Plan loans – Given the fact that work schedules are changing in response to COVID-19, Plan sponsors and fiduciaries will want to review their plan loan policies with regards to loan payments during leaves of absence with or without pay. Additionally, if loan policies limit the number of loans a participant can have outstanding at a time, Plan sponsors and fiduciaries may want to consider amendments to loosen these limits.
Vesting – As this is typically based on years of service, Plan sponsors will want to understand how their plan will calculate vesting for participants who are on leaves of absence and what effects that would have to the participant in the future.
Partial Termination – For those businesses that are experiencing severe economic hits with the COVID-19 outbreak, and are forced to terminate large quantities of their employees, the Plan sponsor will need to keep in mind that such an event could trigger a partial plan termination. A major attribute to a partial plan termination involves the vesting of employer contributions where the effected employees would automatically become fully vested in their contributions, despite actual years of service.

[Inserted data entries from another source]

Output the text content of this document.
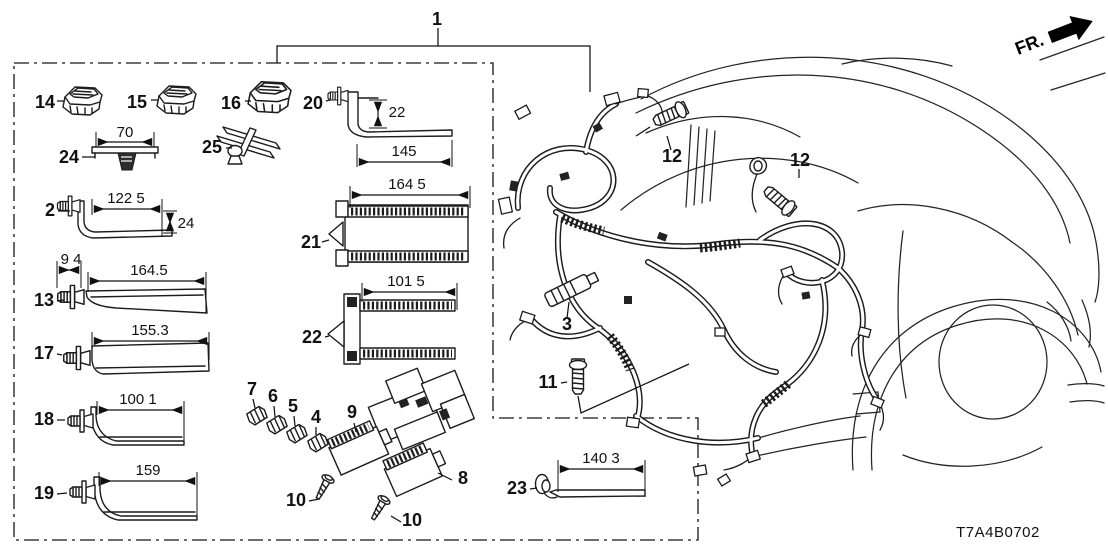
1
14	15	16
70
24	25
22
145
20
122 5
24
2
9 4
164.5
13
155.3
17
100 1
18
159
19
164 5
21
101 5
22
7 6 5
4 9
8
10
10
3
11
12	12
140 3
23
FR.
T7A4B0702
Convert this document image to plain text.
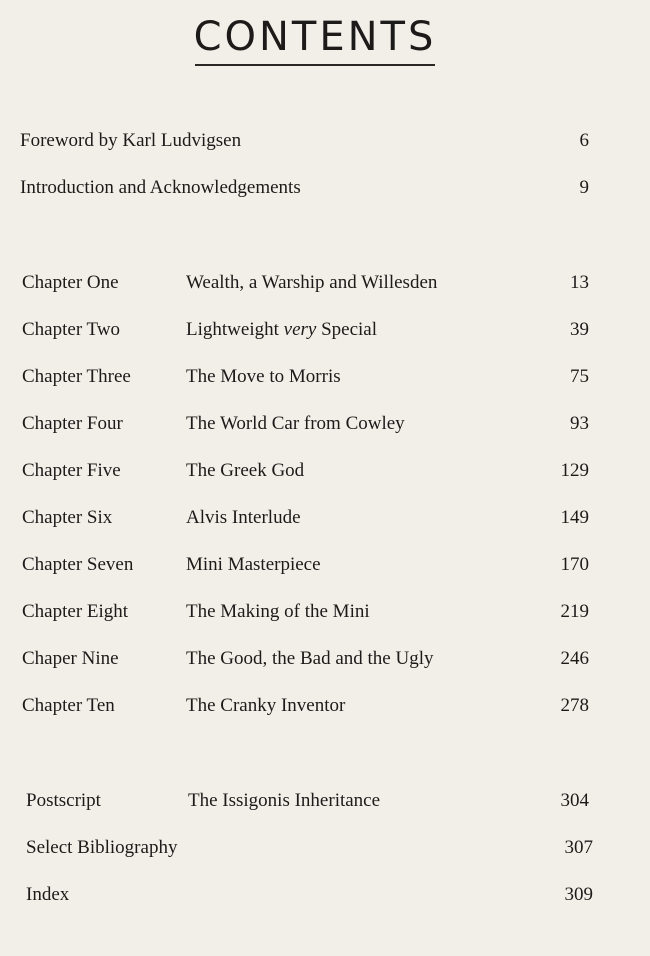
CONTENTS
Foreword by Karl Ludvigsen	6
Introduction and Acknowledgements	9
Chapter One	Wealth, a Warship and Willesden	13
Chapter Two	Lightweight very Special	39
Chapter Three	The Move to Morris	75
Chapter Four	The World Car from Cowley	93
Chapter Five	The Greek God	129
Chapter Six	Alvis Interlude	149
Chapter Seven	Mini Masterpiece	170
Chapter Eight	The Making of the Mini	219
Chaper Nine	The Good, the Bad and the Ugly	246
Chapter Ten	The Cranky Inventor	278
Postscript	The Issigonis Inheritance	304
Select Bibliography	307
Index	309
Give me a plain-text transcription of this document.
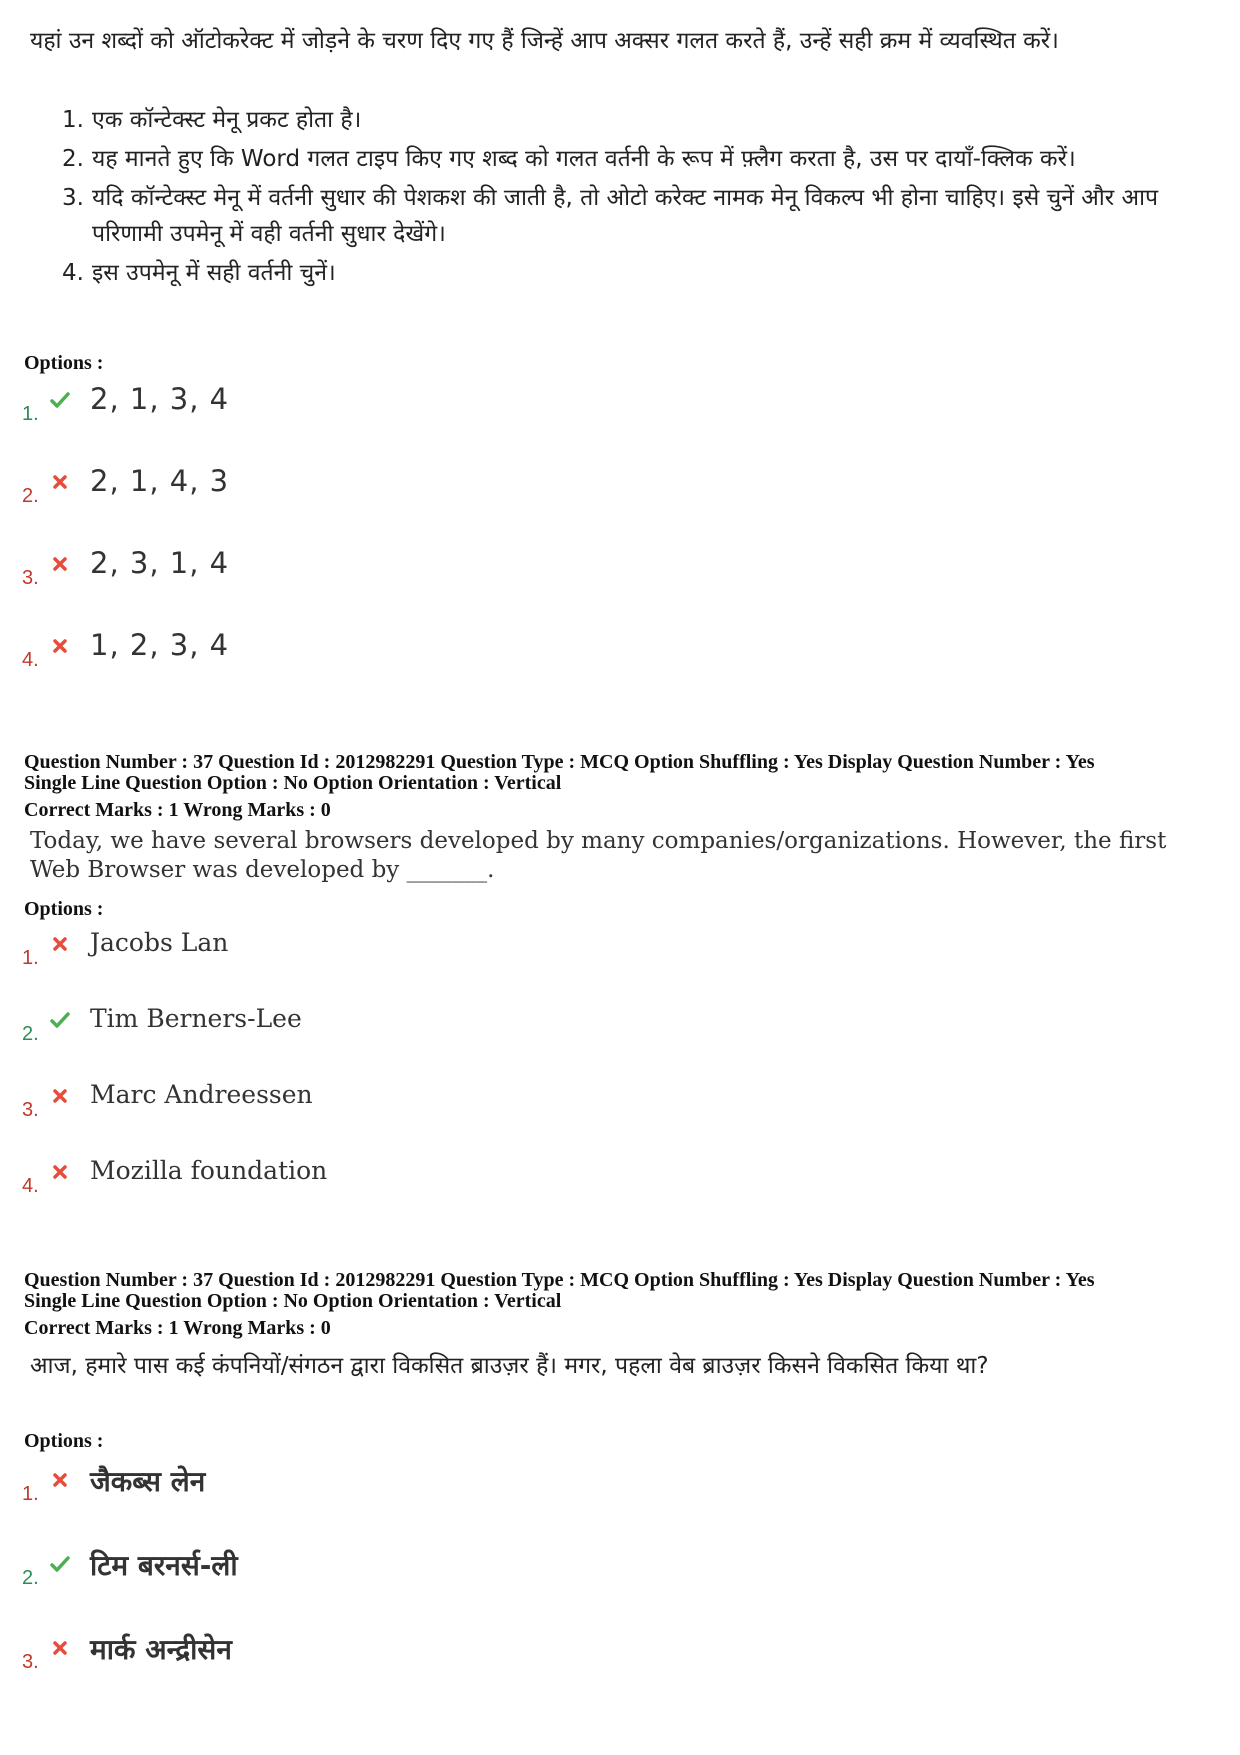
यहां उन शब्दों को ऑटोकरेक्ट में जोड़ने के चरण दिए गए हैं जिन्हें आप अक्सर गलत करते हैं, उन्हें सही क्रम में व्यवस्थित करें।
1. एक कॉन्टेक्स्ट मेनू प्रकट होता है।
2. यह मानते हुए कि Word गलत टाइप किए गए शब्द को गलत वर्तनी के रूप में फ़्लैग करता है, उस पर दायाँ-क्लिक करें।
3. यदि कॉन्टेक्स्ट मेनू में वर्तनी सुधार की पेशकश की जाती है, तो ओटो करेक्ट नामक मेनू विकल्प भी होना चाहिए। इसे चुनें और आप परिणामी उपमेनू में वही वर्तनी सुधार देखेंगे।
4. इस उपमेनू में सही वर्तनी चुनें।
Options :
1. 2, 1, 3, 4
2. 2, 1, 4, 3
3. 2, 3, 1, 4
4. 1, 2, 3, 4
Question Number : 37 Question Id : 2012982291 Question Type : MCQ Option Shuffling : Yes Display Question Number : Yes
Single Line Question Option : No Option Orientation : Vertical
Correct Marks : 1 Wrong Marks : 0
Today, we have several browsers developed by many companies/organizations. However, the first Web Browser was developed by _______.
Options :
1.
Jacobs Lan
2.
Tim Berners-Lee
3.
Marc Andreessen
4.
Mozilla foundation
Question Number : 37 Question Id : 2012982291 Question Type : MCQ Option Shuffling : Yes Display Question Number : Yes
Single Line Question Option : No Option Orientation : Vertical
Correct Marks : 1 Wrong Marks : 0
आज, हमारे पास कई कंपनियों/संगठन द्वारा विकसित ब्राउज़र हैं। मगर, पहला वेब ब्राउज़र किसने विकसित किया था?
Options :
1. जैकब्स लेन
2. टिम बरनर्स-ली
3. मार्क अन्द्रीसेन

Investment fees – Many plans have been mindful of plan fees and have chosen investment lineups offering low-cost funds to Plan participants. One thing to keep in mind with some fund classes is the requirement of a minimum level of total Plan assets being invested within those funds. Two examples of such funds include collective investment trusts and separately managed accounts. Plan sponsors and fiduciaries should consider reviewing the fund agreements to understand if the drop in the market may trigger movement to a higher fee share class or a failure to meet a minimum asset level. Some agreements may include exceptions from the minimum asset levels for extraordinary circumstances for limited periods of time which Plan sponsors and fiduciaries may want to explore.
In addition to some of the above points, including fees, pension plans also have some areas to consider for Plan Sponsors
Earlier Distribution Options – Plan sponsors and fiduciaries could amend their plan to allow active participants who are 59 ½ years of age to begin receiving pension benefits (passed with the SECURE Act). For terminated vested participants, Plan sponsors and fiduciaries could allow benefits to begin at ages earlier than the plan’s normal retirement age rules.
Freezing Plan Benefits – The plan must provide advance notice to participants before a freeze or reduced future benefit accruals can take place. That time frame is typically 45 days.
With the uncertainty surrounding day to day life and changes to the economy and workforce occurring hourly, the above may serve as a lifeline for both Plan sponsors and Plan participants as we all navigate through these uncharted territories. Please be sure to consult plan counsel before any changes to the Plan operations are made.